Obits – « I Blame You »

obits180Album
(Sub Pop)
23/03/2009

Un premier album, mais déjà de nombreuses années passées au service du rock n’roll. En effet, bien que de Brooklyn, les Obits ne sont pas des nouveaux venus, encore moins une nouvelle coqueluche que Sub Pop est allé pêcher au hasard d’un festival ou d’une private party de Williamsburgh. Non, ces quatre trentenaires bien tassés travaillent d’arrache pied depuis que les Hot Snakes ont mis la clé sous la porte, et laissé le champs désormais totalement libre au nouveau projet de leur frontman Rick Froberg (aussi ex-Drive Like Jehu et Pitchfork), loin de sonner un changement de cap radical dans sa carrière. Car, si les mélodies tiennent incontestablement plus de place ici (les brillants «Fake Kinkade» et «Run»), Obits balance lui aussi un rock n’roll généreux et brûlant, somme de conjugaisons d’influences du quatuor. Ainsi, «I Blame You», avec rien d’autre que le plaisir en filigrane, slalome entre les portes, lorgne vers le blues («Milk Cow Blues»), la surf music («Pine On»), même la soul sur le final «Back And Forth». Et, fort d’une réelle diversité en guise de cerise sur le gâteau, ce disque déroule naturellement son excellence, et cela qu’il sonne parfois épuré (la basse est maîtresse sur «Two-Headed Coin»), ou qu’il se montre plus incisif («Widow Of My Dreams», «Talking To The Dog», «Light Sweed Crude»). Sans véritablement faire preuve d’innovation mais sans jamais l’avoir revendiqué non plus, Froberg et ses Obits se contentent de faire ce qu’ils maîtrisent le plus, à savoir un rock sec, spontané et sincère, balancé avec les tripes.
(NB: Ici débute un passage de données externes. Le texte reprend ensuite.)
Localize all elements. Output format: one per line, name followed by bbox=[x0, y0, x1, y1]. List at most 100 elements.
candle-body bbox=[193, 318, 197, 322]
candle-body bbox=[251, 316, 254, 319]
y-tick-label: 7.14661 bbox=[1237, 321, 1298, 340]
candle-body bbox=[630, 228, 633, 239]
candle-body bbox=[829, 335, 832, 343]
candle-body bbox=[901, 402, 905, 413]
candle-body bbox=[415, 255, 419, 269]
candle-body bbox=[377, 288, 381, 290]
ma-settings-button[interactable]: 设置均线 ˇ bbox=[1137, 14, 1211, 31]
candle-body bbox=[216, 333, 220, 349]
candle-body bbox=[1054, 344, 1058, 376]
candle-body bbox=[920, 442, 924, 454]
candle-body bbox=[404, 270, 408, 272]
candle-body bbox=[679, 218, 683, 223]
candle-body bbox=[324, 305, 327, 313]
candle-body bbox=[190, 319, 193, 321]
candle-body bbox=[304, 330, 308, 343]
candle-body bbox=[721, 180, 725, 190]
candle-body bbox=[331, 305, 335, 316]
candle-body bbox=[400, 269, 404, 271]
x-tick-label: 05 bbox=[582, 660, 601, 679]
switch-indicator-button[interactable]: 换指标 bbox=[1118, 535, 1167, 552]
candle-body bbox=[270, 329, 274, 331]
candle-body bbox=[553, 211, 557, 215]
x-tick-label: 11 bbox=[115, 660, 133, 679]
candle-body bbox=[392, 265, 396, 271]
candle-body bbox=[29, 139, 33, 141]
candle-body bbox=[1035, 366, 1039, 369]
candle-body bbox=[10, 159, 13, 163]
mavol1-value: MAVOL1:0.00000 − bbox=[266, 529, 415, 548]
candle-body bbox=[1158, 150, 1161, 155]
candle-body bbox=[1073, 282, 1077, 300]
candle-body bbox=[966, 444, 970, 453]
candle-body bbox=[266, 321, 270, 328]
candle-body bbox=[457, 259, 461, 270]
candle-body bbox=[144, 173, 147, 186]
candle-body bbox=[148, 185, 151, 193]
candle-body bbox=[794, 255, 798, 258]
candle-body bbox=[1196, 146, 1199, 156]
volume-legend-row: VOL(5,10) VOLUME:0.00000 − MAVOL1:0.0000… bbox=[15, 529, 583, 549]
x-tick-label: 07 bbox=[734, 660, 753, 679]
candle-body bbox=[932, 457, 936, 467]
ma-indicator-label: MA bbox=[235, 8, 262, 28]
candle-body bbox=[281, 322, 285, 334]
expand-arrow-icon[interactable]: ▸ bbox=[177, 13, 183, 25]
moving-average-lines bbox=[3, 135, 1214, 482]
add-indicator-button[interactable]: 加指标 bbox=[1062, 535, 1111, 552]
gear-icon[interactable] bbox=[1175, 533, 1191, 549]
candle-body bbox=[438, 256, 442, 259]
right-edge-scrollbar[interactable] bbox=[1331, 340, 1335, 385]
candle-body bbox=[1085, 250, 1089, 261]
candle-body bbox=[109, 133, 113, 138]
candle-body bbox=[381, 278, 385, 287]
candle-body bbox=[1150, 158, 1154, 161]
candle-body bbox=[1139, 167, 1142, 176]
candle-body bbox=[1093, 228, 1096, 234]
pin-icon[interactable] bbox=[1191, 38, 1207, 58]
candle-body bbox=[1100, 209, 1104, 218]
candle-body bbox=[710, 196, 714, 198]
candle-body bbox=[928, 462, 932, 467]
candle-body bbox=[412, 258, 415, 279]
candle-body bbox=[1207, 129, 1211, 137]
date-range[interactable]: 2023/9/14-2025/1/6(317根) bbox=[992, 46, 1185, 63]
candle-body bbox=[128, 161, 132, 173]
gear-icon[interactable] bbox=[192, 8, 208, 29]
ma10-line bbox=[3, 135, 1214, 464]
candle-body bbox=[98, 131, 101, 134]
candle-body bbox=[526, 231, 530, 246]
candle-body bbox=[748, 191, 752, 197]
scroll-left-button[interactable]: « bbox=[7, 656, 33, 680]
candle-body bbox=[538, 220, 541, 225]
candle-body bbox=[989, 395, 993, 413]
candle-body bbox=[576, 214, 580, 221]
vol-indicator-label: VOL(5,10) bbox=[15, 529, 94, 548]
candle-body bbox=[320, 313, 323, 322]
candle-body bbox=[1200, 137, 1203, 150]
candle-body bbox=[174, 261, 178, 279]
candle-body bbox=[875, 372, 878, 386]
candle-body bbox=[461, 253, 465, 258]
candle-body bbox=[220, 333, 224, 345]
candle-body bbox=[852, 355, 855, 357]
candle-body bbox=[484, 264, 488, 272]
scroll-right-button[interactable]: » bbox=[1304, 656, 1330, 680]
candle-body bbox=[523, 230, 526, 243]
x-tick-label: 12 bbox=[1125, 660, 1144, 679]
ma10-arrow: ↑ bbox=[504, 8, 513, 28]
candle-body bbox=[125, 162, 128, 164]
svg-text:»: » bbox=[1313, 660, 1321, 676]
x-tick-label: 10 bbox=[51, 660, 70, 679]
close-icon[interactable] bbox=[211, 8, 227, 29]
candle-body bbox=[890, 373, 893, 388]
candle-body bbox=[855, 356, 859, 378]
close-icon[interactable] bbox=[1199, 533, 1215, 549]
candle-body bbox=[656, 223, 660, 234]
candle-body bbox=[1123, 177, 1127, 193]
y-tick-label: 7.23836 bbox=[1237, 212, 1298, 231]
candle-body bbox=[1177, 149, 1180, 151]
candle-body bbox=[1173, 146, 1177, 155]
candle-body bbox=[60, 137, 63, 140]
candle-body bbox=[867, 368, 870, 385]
Depuis plus de vingt ans qu’il porte sa guitare en bandoulière, le bonhomme a toujours agit de la sorte, laissant sa voix si particulière faire le trait d’union entre tous ses projets. Et comme par hasard, Obits tient sacrément le crachoir à toutes les formations dans lesquelles il est passé, et qu’il a su rendre si incontournables.